The RICO Act turned out to be so effective for prosecuting members of organized crime that states created their own laws based on the federal model. The New York Enterprise Corruption Law is New York’s version of the RICO Act. The law is codified in the New York Penal Law § 460.20.
Under New York Penal Law § 460.20, you can be charged with enterprise corruption if it can be shown that you have committed three criminal acts for the benefit of a corrupt enterprise. If you are charged with enterprise corruption, you can also be charged with aggravated enterprise corruption. Additionally, you can be charged with the criminal acts of others if it can be shown that you have knowingly commanded, requested, solicited or ordered other people to perform criminal activities in order to benefit a corrupt enterprise.
Given the severity of New York enterprise corruption charges, it’s imperative to retain professional counsel as early as possible in your case. The New York Enterprise Corruption Statute is complex, and it involves multiple felony charges. Enterprise corruption is a strong tool, used by Prosecutor’s in New York, and is a serious white collar crime, in the New York penal code. Enterprise corruption is considered a Class B felony, which has a mandatory minimum term for prison. Enterprise corruption – referred to as NY Penal Law 460.20, is punishable by up to 25 years in prison. It’s used often in association with organized crime and RICO criminal offenses. Below are examples of crimes which can be prosecuted under Enterprise Corruption: Grand Larceny, Gambling, Insurance Fraud, Criminal Possession of Stolen Property, Money Laundering, Fraud, Conspiracy, Controlled Substance Crimes, Escorts and Prostitution Rings.

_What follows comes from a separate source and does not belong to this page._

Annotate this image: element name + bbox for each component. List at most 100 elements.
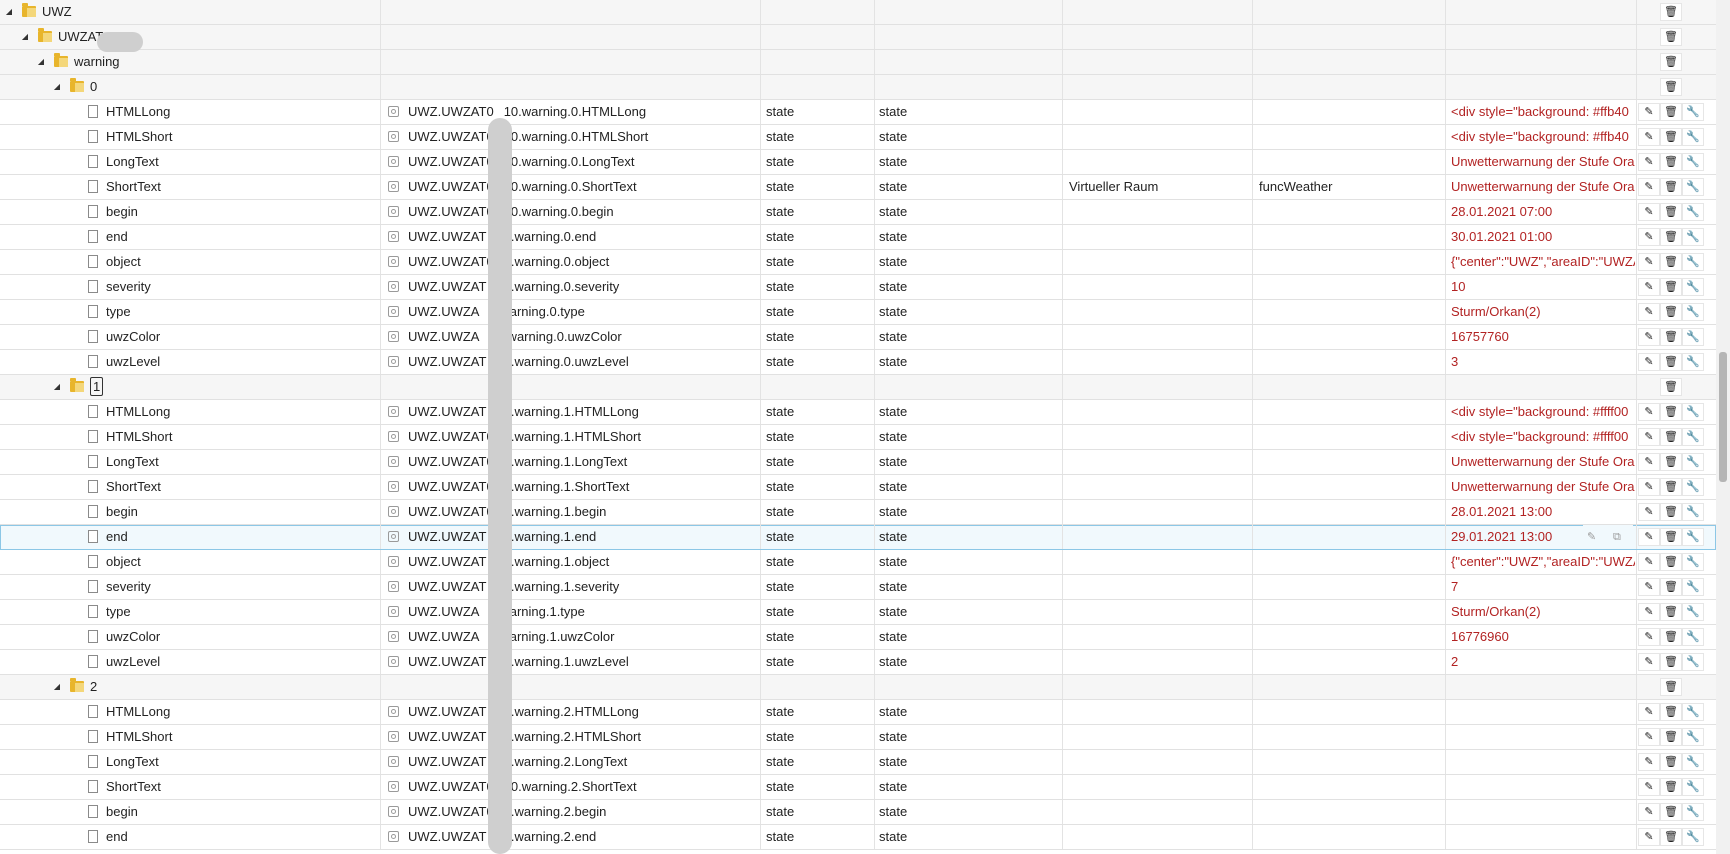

The Enterprise Corruption Law was New York’s version of the Federal Rico Act, which was passed in 1970. It’s designed to combat organized crime in New York. This is one of the most effective laws in dismantling criminal rings. Under RICO, a person can be charged with racketeering, if he has committed any 2 of the 35 acts which are designed by the laws, within a period of 10 years, and if the acts conducted were related to an enterprise. There are very harsh penalties associated with racketeering. Members of the enterprise can be charged with acts done by others in the group. Victims of racketeering can sue for treble damages.
In New York, the Enterprise Corruption Law is a law which mirrors the federal statute. Enterprise Corruption is codified by the New York Penal Code Article 460. According to the Enterprise Corruption Law, a person is guilty of Enterprise Corruption when he has knowledge of a criminal enterprise, and is employed by the enterprise, and participants in the enterprise by participating in the pattern of criminal activities being done. Criminal enterprise means an entity which isn’t legitimate or lawful. Under NY Law, a criminal enterprise means a group of people who have a common purpose of engage in criminal conduct, and have a past and present track record of doing it. Criminal enterprise exists when two or more individuals, have a common purpose of engaging in criminal conduct, and become a group with a structure, and have an on-going presence.